美豔的熟婦把自己豐滿巨大的雙乳從內衣裡掏了出來,兩條胳膊架在男人的大腿上,雙手向中間擠壓著柔軟的奶子,將直立的大雞巴包裹住了。

嗯…侯龍濤滿意的哼了一聲,又開始專心致志的為如雲口交,她的屄縫火熱柔膩,還會向外噴灑甘美的蜜汁,讓人難以捨棄。

何莉萍捧著自己的一對大奶子,細嫩的乳肉磨擦著陰莖,低頭含著蘑菇狀的龜頭,用舌頭細心的呵護愛人的性器。

啊…老公…嘶…如雲緊緊的咬著銀牙,吸著涼氣,四根手指用力的撚著自己的乳頭,屁股一下一下的縮緊。
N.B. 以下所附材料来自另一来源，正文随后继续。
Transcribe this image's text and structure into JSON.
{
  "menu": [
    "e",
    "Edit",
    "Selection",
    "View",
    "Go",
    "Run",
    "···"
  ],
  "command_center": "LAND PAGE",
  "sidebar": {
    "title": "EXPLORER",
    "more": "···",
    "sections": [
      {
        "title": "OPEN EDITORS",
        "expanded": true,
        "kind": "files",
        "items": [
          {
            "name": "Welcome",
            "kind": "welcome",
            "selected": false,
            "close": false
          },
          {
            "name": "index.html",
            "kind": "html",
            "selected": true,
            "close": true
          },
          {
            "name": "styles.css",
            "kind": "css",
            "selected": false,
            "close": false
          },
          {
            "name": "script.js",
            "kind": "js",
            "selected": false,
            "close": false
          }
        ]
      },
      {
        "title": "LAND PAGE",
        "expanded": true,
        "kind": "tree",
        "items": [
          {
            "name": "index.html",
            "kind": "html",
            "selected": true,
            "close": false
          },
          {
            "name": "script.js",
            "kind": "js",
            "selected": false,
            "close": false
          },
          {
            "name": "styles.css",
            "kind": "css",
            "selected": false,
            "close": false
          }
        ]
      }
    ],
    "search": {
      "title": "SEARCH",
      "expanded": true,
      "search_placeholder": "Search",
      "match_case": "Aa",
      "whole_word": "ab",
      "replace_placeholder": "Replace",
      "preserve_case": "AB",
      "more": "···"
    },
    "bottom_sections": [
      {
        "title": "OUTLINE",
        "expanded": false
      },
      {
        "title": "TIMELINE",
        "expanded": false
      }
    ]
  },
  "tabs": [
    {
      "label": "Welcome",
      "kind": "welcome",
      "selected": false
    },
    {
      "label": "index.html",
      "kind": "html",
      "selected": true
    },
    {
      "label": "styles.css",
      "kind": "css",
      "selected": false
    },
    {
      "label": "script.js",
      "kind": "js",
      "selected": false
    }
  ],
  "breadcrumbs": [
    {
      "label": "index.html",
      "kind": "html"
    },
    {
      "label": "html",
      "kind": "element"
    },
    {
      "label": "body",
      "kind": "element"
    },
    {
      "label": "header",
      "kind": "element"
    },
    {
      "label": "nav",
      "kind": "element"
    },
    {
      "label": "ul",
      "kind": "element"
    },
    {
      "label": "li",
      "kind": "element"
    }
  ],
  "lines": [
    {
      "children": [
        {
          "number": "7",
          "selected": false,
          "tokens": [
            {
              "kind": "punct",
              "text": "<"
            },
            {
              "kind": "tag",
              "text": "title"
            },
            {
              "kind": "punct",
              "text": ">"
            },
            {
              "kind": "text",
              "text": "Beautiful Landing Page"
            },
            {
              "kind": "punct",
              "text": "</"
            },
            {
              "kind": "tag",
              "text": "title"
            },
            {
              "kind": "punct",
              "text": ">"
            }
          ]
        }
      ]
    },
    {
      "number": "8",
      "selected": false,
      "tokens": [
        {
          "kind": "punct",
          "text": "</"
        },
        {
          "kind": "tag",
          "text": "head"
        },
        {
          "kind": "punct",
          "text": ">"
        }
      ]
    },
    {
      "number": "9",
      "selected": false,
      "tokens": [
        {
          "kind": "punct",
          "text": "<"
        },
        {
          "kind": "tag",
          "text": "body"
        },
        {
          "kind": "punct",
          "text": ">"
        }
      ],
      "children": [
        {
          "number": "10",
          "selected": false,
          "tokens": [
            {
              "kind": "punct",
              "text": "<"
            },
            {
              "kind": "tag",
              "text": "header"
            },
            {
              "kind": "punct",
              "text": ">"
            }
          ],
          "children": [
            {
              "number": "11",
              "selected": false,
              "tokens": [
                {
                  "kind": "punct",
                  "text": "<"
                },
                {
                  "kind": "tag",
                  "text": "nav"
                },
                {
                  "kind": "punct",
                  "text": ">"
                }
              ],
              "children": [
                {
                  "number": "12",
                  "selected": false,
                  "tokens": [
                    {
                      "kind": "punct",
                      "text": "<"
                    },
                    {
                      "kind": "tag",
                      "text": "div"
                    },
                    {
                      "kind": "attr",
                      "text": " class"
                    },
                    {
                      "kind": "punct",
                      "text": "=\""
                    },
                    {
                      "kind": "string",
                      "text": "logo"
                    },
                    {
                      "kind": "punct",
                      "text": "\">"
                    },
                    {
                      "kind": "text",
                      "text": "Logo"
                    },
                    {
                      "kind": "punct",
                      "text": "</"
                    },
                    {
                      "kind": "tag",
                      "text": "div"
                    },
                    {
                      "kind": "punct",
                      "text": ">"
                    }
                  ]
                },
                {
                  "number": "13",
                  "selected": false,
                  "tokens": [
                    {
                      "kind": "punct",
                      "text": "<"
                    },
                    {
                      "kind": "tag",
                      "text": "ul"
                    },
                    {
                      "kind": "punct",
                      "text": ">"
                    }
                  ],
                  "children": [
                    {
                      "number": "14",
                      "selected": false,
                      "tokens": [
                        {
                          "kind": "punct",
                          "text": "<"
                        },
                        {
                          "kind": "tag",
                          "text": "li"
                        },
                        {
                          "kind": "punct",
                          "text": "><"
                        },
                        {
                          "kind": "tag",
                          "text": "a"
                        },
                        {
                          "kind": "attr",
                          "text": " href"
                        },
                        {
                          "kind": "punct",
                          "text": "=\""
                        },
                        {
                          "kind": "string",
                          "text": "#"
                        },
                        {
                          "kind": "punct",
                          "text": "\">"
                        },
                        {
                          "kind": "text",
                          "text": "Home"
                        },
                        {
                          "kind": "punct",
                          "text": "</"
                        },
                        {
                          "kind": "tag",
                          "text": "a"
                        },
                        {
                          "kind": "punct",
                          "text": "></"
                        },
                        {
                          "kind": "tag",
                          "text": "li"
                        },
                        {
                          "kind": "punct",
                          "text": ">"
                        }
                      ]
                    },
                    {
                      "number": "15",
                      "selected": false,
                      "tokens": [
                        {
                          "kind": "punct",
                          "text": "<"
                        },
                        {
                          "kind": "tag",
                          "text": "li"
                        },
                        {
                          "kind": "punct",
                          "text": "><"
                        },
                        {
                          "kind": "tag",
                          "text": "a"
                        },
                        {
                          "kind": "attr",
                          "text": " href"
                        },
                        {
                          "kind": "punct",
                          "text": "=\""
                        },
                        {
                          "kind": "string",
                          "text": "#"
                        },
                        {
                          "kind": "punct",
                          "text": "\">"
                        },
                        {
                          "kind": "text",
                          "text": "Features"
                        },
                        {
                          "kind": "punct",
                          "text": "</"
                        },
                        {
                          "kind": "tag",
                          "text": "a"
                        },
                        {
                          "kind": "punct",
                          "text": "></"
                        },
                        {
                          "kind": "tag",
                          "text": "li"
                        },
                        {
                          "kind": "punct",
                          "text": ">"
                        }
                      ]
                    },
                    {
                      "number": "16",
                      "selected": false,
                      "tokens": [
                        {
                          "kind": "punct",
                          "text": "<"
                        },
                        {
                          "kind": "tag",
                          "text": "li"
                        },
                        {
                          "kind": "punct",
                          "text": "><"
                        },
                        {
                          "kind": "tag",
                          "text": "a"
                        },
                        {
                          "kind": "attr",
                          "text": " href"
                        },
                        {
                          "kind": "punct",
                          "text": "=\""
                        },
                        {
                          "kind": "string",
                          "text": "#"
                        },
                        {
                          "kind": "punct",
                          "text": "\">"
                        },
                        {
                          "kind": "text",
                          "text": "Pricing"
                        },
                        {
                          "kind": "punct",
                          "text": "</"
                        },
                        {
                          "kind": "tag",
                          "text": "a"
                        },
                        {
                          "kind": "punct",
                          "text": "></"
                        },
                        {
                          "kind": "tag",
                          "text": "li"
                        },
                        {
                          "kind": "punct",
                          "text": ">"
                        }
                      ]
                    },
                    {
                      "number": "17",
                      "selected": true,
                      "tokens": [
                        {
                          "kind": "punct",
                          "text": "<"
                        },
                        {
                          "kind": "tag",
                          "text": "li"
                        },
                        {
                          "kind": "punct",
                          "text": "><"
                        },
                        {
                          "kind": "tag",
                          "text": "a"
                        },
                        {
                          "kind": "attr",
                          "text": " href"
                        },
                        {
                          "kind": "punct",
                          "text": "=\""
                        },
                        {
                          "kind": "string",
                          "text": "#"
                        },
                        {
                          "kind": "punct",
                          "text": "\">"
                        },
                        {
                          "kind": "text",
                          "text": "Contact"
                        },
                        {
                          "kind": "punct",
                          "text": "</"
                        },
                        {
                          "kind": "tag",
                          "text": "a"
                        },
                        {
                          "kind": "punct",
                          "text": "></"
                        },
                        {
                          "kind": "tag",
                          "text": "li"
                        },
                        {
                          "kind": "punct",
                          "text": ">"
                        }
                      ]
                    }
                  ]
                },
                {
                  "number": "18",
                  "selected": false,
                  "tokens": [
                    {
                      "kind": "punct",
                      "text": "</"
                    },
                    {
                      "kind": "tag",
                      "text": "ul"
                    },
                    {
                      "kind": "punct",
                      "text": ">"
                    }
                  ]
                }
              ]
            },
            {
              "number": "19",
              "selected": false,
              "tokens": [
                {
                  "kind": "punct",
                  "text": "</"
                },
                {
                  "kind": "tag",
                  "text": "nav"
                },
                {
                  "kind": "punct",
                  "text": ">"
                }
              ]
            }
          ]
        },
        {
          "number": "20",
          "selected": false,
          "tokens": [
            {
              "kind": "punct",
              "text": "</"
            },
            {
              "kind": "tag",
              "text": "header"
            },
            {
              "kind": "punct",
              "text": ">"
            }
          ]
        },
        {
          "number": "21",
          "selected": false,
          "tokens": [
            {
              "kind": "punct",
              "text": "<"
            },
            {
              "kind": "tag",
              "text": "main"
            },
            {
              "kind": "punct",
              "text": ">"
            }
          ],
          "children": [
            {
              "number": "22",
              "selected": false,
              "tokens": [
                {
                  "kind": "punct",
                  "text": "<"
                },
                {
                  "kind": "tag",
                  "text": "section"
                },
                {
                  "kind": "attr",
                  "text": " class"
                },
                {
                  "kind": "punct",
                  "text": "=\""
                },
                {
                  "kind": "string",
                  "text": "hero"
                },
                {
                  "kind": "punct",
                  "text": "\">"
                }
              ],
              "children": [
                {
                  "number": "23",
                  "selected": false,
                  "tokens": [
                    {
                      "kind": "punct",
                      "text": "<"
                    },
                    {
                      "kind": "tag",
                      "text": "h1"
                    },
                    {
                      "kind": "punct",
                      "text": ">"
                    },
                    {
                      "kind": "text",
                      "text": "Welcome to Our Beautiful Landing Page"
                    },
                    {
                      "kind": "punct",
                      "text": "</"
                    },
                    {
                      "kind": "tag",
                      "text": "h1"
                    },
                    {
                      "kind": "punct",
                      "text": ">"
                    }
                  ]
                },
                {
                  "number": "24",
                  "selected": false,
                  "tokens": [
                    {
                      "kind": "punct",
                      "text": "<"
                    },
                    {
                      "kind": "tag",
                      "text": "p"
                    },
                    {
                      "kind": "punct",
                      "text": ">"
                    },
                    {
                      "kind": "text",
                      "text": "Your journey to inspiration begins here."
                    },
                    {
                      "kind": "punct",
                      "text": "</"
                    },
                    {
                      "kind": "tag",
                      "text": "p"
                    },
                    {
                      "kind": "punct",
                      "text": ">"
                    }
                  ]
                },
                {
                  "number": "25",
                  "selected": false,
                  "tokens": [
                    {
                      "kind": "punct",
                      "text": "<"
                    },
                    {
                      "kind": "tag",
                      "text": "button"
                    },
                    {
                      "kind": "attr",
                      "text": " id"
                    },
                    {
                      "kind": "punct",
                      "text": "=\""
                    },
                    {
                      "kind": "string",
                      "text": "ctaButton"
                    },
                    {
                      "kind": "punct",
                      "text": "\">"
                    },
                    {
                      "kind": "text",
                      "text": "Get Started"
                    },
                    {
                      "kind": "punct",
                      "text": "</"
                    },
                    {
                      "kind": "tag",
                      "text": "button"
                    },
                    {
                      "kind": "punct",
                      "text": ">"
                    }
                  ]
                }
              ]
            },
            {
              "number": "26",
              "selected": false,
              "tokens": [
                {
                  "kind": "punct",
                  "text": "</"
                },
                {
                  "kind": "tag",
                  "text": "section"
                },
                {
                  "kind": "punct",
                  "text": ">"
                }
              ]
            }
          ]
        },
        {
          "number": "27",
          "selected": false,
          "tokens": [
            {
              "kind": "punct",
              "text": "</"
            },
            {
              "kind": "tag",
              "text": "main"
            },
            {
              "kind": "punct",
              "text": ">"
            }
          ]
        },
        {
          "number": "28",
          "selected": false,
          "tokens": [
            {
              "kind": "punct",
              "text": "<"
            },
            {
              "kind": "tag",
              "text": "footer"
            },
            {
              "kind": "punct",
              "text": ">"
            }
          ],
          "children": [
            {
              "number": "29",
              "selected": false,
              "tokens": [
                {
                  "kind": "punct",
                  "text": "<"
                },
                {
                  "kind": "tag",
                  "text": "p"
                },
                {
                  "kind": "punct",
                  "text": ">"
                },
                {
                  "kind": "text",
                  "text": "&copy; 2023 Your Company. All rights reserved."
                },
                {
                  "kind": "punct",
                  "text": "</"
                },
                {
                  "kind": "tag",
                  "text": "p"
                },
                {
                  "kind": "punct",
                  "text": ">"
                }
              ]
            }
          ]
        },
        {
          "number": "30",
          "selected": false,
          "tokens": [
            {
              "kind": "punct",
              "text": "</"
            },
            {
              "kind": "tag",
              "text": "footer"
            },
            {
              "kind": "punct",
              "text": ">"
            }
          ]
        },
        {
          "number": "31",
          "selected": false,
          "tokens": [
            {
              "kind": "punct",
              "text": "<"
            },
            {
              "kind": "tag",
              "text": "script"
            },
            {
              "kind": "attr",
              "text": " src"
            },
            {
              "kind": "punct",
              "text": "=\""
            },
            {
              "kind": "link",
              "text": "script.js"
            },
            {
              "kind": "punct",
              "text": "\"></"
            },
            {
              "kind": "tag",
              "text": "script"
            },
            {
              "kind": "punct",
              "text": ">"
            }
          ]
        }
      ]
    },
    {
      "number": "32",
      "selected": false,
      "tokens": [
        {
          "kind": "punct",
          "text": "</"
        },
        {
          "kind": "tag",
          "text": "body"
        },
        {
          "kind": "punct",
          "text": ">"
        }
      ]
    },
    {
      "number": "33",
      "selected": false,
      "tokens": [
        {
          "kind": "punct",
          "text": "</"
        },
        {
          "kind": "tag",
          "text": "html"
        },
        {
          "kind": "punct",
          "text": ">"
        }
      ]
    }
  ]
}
侯龍濤用舌頭挑撥著眼鏡美女陰唇頂端的那顆小肉粒,越動越快,右手的給她來了一個二指禪,飛速的捅著她蜜壺般的女陰,左手抱住了何莉萍的螓首,猛的一挺屁股。

嗯…嗯…何莉萍痛苦的閉上了眼睛,長長的睫毛顫動著,兩條柳葉眉死死的擰到了一起。

啊…如雲歡快的大叫了一聲,渾身的美肉都抖了起來了,雙腳撐著桌沿,縮緊的豐臀抬了起來,久久沒有落下去。

連在一起的三個人保持著這個姿勢,就像是時間突然凝固了似的,三十多秒之後才從僵硬恢復了柔軟。

侯龍濤托著何莉萍的乳方,把她扶了起來,抱住她的大屁股,臉頰埋進她的奶子裡,深深的吸著氣,真是享受,嗯…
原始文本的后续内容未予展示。